Den Schlusssatz hat Herr Klein ja eben schon zitiert. Da sagt nicht irgendwer, sondern der Niedersächsische Richterbund - Sie haben das alle erhalten; Herr Rolfes hat das auch beantwortet -:
„Durch diese Gesetzesänderung wird vom Weg der langfristigen Vorsorge abgewichen. Es ist zu befürchten, dass die Mittel aus der Rücklage alsbald aufgebraucht sind“
„und anschließend nicht mehr ausreichend Geldmittel für die Altersvorsorge der Beamten und Richter zur Verfügung stehen werden.“
„Finanzierungsrisiken werden daher in die Zukunft und damit in die nächste Generation verschoben. Diese Vorgehensweise führt bei den Mitgliedern des Richterbundes zu Misstrauen und Unsicherheit darüber, ob das Land und die Parteien überhaupt noch in der Lage und gewillt sind, die zukünftigen Vorsorgeaufwendungen der
Das gilt für alle Beamtinnen und Beamte dieses Landes. Da können Sie doch nicht von verantwortungsvoller Politik reden.
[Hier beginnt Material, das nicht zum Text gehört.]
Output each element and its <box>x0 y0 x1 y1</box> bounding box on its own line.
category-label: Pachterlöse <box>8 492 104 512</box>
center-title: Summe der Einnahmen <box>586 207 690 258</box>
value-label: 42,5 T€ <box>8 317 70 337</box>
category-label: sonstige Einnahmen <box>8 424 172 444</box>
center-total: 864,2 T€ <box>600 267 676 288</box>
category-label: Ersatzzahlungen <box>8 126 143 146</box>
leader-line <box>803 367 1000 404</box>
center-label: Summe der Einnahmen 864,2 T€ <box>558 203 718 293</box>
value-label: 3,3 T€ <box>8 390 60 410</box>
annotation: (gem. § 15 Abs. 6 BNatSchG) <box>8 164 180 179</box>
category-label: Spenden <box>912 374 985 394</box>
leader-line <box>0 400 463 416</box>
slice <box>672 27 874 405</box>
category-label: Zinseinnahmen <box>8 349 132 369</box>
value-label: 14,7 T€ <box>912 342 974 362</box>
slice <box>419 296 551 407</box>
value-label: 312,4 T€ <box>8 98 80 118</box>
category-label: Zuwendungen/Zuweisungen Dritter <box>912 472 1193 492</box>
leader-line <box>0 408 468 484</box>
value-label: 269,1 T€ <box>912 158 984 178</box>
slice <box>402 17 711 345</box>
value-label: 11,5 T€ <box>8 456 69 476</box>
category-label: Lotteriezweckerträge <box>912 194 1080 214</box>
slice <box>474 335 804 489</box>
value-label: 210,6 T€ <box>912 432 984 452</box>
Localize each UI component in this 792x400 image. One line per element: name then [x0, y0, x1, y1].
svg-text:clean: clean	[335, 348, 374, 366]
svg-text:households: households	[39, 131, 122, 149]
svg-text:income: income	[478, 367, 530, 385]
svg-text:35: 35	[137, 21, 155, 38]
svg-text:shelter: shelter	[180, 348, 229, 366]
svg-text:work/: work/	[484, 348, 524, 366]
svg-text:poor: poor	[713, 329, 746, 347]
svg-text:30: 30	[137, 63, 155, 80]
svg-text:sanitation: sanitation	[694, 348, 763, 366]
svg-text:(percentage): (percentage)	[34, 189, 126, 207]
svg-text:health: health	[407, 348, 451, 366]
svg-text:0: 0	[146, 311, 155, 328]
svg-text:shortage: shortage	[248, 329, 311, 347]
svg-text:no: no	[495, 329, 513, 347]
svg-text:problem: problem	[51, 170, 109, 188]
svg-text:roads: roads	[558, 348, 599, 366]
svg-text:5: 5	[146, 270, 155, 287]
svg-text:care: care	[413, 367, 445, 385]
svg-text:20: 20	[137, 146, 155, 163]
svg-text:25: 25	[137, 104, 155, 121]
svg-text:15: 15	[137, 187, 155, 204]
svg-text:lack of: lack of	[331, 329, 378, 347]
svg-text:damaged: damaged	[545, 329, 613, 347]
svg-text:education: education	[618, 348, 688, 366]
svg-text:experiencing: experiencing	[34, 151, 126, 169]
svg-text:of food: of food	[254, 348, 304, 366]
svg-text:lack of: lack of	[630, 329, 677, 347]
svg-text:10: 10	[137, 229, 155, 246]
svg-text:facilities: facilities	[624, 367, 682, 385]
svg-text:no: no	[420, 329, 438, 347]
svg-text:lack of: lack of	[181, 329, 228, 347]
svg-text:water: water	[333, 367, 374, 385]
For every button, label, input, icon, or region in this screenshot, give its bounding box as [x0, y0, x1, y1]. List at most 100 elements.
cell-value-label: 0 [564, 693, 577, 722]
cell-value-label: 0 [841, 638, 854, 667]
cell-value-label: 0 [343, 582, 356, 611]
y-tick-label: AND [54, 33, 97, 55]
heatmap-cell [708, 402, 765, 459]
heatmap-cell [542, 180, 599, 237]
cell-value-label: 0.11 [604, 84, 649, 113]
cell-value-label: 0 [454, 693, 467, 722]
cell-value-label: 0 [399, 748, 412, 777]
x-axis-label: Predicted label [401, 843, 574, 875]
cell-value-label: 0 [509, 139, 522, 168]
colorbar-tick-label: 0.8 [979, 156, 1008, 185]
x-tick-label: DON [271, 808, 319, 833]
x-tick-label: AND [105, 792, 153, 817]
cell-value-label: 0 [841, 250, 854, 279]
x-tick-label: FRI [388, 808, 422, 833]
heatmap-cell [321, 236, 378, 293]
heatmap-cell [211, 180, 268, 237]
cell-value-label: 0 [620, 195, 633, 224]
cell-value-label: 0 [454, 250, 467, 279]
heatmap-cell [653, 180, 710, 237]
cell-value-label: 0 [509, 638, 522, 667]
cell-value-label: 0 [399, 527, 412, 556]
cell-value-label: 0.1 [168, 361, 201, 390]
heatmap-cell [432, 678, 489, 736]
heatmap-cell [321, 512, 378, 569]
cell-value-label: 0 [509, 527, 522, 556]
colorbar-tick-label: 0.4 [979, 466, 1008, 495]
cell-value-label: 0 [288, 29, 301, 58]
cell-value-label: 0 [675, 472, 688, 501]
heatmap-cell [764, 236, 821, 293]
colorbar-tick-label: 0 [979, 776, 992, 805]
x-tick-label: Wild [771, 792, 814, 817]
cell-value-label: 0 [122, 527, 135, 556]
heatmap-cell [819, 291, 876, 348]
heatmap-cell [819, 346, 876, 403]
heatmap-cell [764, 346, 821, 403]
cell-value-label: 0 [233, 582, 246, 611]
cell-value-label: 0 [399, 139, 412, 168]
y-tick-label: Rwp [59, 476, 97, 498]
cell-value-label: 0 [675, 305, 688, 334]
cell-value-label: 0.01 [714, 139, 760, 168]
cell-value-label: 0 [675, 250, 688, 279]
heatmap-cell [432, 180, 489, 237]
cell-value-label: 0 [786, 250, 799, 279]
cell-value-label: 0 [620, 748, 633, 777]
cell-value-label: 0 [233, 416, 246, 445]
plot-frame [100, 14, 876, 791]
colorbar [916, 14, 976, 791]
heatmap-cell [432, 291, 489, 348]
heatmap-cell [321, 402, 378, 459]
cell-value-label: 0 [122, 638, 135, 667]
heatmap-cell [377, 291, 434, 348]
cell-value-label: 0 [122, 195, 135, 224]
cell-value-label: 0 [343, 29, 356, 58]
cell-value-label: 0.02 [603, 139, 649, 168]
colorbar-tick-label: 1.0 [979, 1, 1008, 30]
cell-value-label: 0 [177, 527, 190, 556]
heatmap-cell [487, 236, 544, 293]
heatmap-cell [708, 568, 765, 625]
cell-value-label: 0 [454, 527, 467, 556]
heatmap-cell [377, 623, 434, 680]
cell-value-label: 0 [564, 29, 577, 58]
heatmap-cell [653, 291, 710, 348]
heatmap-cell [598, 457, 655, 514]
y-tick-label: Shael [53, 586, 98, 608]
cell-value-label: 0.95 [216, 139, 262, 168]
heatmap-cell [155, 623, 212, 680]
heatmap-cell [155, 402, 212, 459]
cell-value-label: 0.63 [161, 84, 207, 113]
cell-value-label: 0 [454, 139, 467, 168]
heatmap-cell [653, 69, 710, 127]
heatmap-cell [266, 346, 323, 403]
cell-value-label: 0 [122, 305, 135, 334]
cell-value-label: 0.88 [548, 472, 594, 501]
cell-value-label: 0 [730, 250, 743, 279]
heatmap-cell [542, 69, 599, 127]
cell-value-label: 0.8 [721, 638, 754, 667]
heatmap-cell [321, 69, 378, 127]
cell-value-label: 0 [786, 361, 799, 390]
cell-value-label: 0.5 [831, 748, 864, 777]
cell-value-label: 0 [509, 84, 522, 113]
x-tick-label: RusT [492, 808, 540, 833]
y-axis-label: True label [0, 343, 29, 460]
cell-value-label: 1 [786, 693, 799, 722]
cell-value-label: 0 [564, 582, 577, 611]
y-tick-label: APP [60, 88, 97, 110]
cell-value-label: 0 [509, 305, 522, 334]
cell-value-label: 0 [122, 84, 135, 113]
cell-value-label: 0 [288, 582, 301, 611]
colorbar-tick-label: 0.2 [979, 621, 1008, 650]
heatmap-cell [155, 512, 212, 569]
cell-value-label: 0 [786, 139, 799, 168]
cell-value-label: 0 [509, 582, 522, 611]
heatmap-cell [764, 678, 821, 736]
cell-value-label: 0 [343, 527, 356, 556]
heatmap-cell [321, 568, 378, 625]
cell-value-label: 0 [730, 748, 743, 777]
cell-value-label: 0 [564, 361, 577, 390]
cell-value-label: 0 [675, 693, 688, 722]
Das, was Sie hier mit dem öffentlichen Dienst betreiben, ist verantwortungslos.
Nebenbei gesagt - ich habe 20 Jahre lang in der Versicherungswirtschaft gearbeitet -: Man kann einen Fonds natürlich auflösen. Aber es ist doch glasklar, übrigens auch glasklar in Bezug auf den Bereich von Finanzdienstleistungen des neuen Wirtschaftsministers: Wenn man einen Fonds mit fremdem Geld füttert und ihn dann entgegen seinem ursprünglichen Zweck auflöst, dann muss das Geld an diejenigen, die es eingezahlt haben, zurückgezahlt werden. Diese 450 Millionen Euro gehören nicht zum Landeshaushalt, sondern sie gehören dem öffentlichen Dienst dieses Landes. Sie müssen verzinst zurückgezahlt werden.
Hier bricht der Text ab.